Cook your gingerbread. It will easily last till Christmas and it’s good to have some on hand for unannounced Christmas guests. Also if you package some up now (in festive cellophane or whatever), you’ll have some Small Presents ready should you suddenly need them.
The board room looked like a medieval forest and the astonishment on the party-goers’ faces as they walked through the door was worth all of the holly pricks. I’d just finished adjusting some shaky foliage when Mariella from Corporate Comms shouted out to me from the opposite corner of the room.
“Janet!” she cried. “There’s something I have to tell you!” And she broke away from Meredith and Murray and headed toward me.
“What is it?” I asked when she reached me.

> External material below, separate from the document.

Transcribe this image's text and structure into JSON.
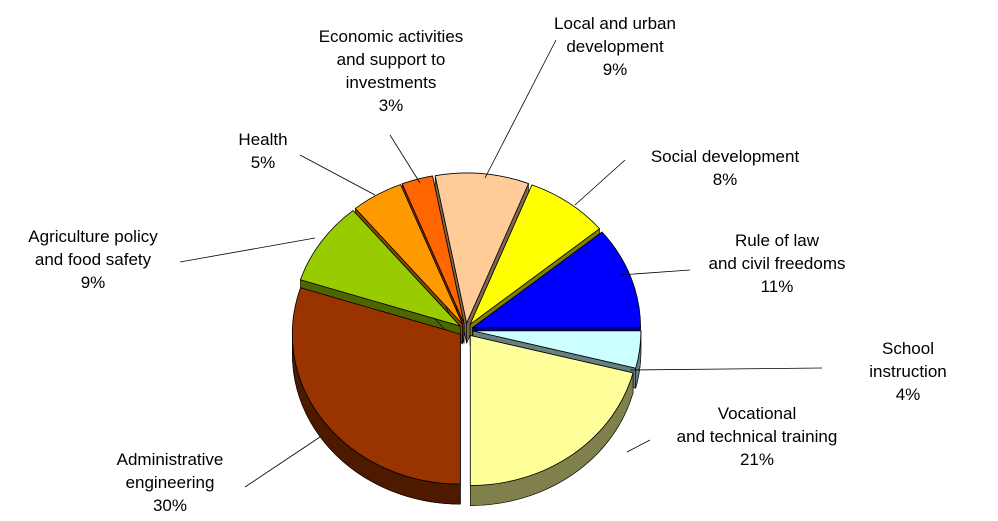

“Nothing,” she replied. “But I had to escape from Meredith. She’d already told me about every azalea she has ever planted, and she was about to start on her compost secrets.”
“Glad to be of service,” I responded.
“No, wait, there is something after all: have you tried the cheese?”
I hadn’t. (I’d been too busy anchoring the shaky pine tree by the window, which was threatening to crush the guests and turn Merrie England into the tragic chapters of Seven Little Australians.)
“It’s awful,” she said.
Jessica organised a bulk discount on cheese, and I hadn’t thought to tell her that quality is still important, even when you’re negotiating on quantity.
“People who don’t like cheese are refusing to touch it, and people who do like cheese are taking one bite and then backing away.”
I looked around and saw that Mariella was right.
“Maybe they’ll fill up on bread and pickled onions,” I said, hopefully.
“I don’t think so,” said Mariella. “You’ve done a good job with the wassail, and they’ll fill up on that instead.”
And she was right, but everyone was seemed to have fun (and the shaky pine tree stayed in place) so I’m counting it as a successful party.
 Although my friend Jenny had to keep Christmas treats in the linen cupboard to stop her kids finding them and eating them all in one sitting.
 This is the excuse my colleague Murray uses for buying an entire trolley-load of shortbread each December.